China on Thursday accused the United States of "holding hostage" the right of athletes to participate in the Winter Olympics after Washington warned Beijing would use the Games to hide human rights abuses.

The run-up to the Games, due to be held early 2022 in Beijing, is being dominated by politics.

Human rights groups and some US politicians have urged a boycott, pointing to China's mass internment of ethnic minorities in the western region of Xinjiang and other allegations of abuse.

The United States warned Wednesday that Beijing was poised to use the Games to whitewash alleged rights abuses.

Dan Nadel, a US official who works on religious freedom, said Washington is reviewing its options in "countering Beijing's intent to use the Games as a platform to somehow validate their governing model and paper over their gross human rights violations".

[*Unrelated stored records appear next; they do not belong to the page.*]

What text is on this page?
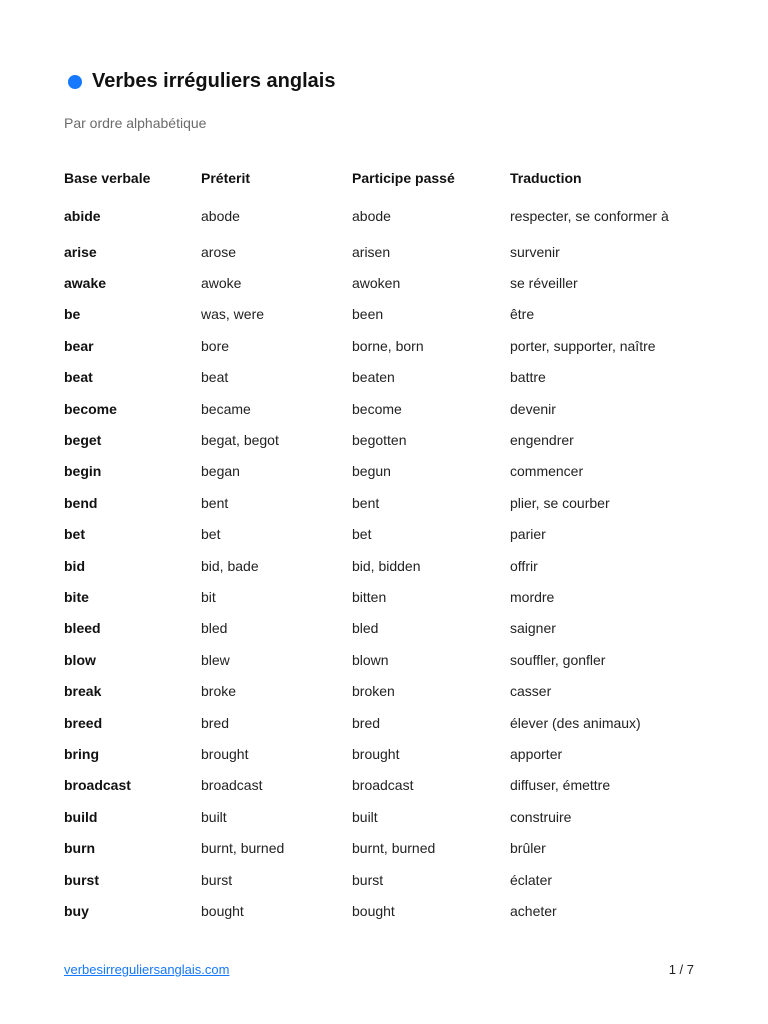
Verbes irréguliers anglais
Par ordre alphabétique
Base verbale	Préterit	Participe passé	Traduction
abide	abode	abode	respecter, se conformer à
arise	arose	arisen	survenir
awake	awoke	awoken	se réveiller
be	was, were	been	être
bear	bore	borne, born	porter, supporter, naître
beat	beat	beaten	battre
become	became	become	devenir
beget	begat, begot	begotten	engendrer
begin	began	begun	commencer
bend	bent	bent	plier, se courber
bet	bet	bet	parier
bid	bid, bade	bid, bidden	offrir
bite	bit	bitten	mordre
bleed	bled	bled	saigner
blow	blew	blown	souffler, gonfler
break	broke	broken	casser
breed	bred	bred	élever (des animaux)
bring	brought	brought	apporter
broadcast	broadcast	broadcast	diffuser, émettre
build	built	built	construire
burn	burnt, burned	burnt, burned	brûler
burst	burst	burst	éclater
buy	bought	bought	acheter
verbesirreguliersanglais.com	1 / 7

China's foreign ministry spokeswoman Hua Chunying hit back at Nadel's comments and also took issue with an annual US report on religious freedom concerns in China, saying Washington had "no right to accuse China on the human rights issue".

China's National Alpine Ski Centre, a venue for the Beijing 2022 Winter Olympics
China's National Alpine Ski Centre, a venue for the Beijing 2022 Winter Olympics AFP / WANG Zhao

Hua said America's own record on rights was "very shameful" and that claims of abuses were an attempt to "interfere in China's internal affairs".

"Those politicians in the US have no right to hold hostage their own athletes' right to participate in a fair competition," Hua told reporters.

Nadel said the Chinese government has "turned Xinjiang into an open-air camp" where people's movements are "closely tracked".

US President Joe Biden's administration has stopped short of backing a boycott of the Games, an idea strongly opposed by US athletes and one seen as unlikely to gain widespread support among other Western nations.

The United States accuses China of carrying out genocide in Xinjiang, where more than one million Uyghurs and other mostly Muslim Turkic people are estimated to be held in camps.

China denies the existence of the camps, instead calling them vocational schools and part of a counter-terrorism effort. It accuses Western critics of hypocrisy and points to their own histories of racism and colonialism.